Right. Mr. McPherson, very slickly avoided the question of whether it was pressure from the religious right and implied it was done for the benefit of gays, which is not credible — particularly since we know that he hired a religious cultist to direct his 40 million dollar mini-series “The Path To 9/11” written by a well known, far right wing writer.

David Cunningham, the young director, is the son of a famous leader of a controversial evangelical youth ministry called Youth With A Mission. It has been heavily criticized over the years for its authoritarian teachings and cultlike attributes. Cunningham’s alma mater is the YWAM “college” called the University of Nations, which teaches filmmaking as a way to spread the gospel. Some members of the group even worked on the film.

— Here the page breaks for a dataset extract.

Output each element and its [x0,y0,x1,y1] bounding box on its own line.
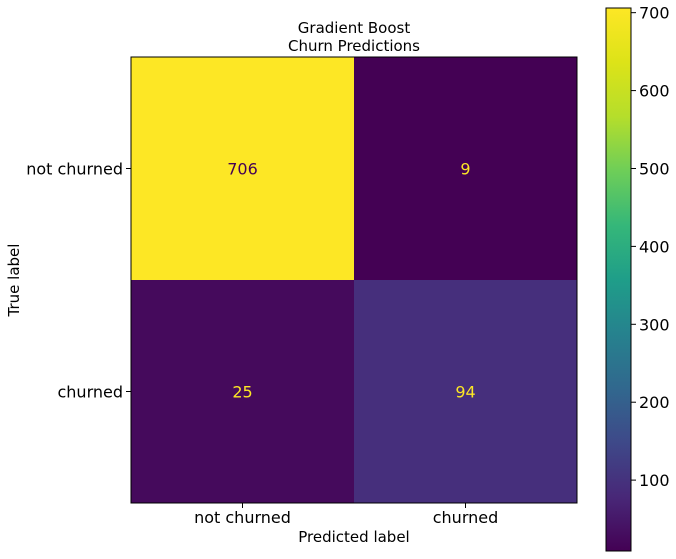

Cunningham has worked with other members of the religious right in Hollywood with the intention of spreading the word. His previous film, received ecstatically in the Christian right community, was called “To End All Wars”* produced by Jack Hafer, a fellow religious rightist. Cunningham was chosen as one of the 30 emerging voices who are the “future of the American church” by Charisma Magazine. He’s quoted saying:

“My life’s mission is to challenge and shape culture through film.”

The writer of this project, Cyrus Nowrasteh, is a well documented rightwing filmmaker:

“To quote Team America, he’s [Michael Moore] an out of control socialist weasel.” —Interview, June 9, 2005.

There is obviously nothing wrong with these conservative activists making films. There have always been those with a conservative point of view in Hollywood; studio bosses and network executives tend to be conservative in all senses of the word. But it is more than a little bit odd that ABC chose this particular creative duo to develop and film a hugely expensive six hour mini-series about the political culpability for 9/11. You’d think they could have found some people who were less politically invested in a particular point of view than these two.

It’s even more odd that they have gone such great lengths to advertise it as being based upon the bipartisan 9/11 Commission Report when, in fact, they optioned two other books as sources for the film, one of which is widely touted on the right. Therefore, the series is quite obviously a compilation of several sources and the product of the worldview of its rightwing creative team. In other words it is a work of fiction. To advertise it as being “based” on the 9/11 Commission Report is a fraud on the public.

And now they have announced that they will not show advertising on this big 40 million dollar investment and will distribute it for free to 100,000 educators around the country and on i-tunes. It’s basically a gift to the Republican party and the conservative movement.

What is going on over at Disney/ABC? Are they selling out their shareholders to a small shadowy group of Hollywood rightwingers because they share their worldview? Or is it just a gambit for Disney to keep Focus on the Family on their side as they roll out the “Narnia” franchise? Has Disney been so successfully mau-maued by the religious right that they are now in the business of blatantly propping up the Republican Party on its behalf?

Whatever it is, it’s quite clear that they are determined to make the nation believe this work of fiction is a credible depiction of the events leading up to 9/11 when it is quite clearly a biased political drama written with the intention of making the Clinton administration culpable for the attacks in the minds of Americans. They chose people with a politiical and cultural agenda to make this film and have been dishonest in promoting it.

What is going on over at Disney?

Update: After refusing to screen the movie for anyone to the left of Hugh Hewitt and then disappearing the public blog after numerous “clarifications,” they are now refusing to allow any lefty bloggers on a promotional phone call today with their paid shill Thomas Kean, who lends his official impramatur as co-chairman of the 9/11 commission to this work of fiction.

* “To End All Wars” actually has an embedded message that would frighten the war-mongering 101st keyboarders to the depth of their bunny slippers. At the end, it’s all about forgiveness, which, as we all, know is anathema to any self-respecting wingnut. But I’m sure they enjoyed the gory crucifixion and beheading scenes. What rightwing Christian tale would be complete without them?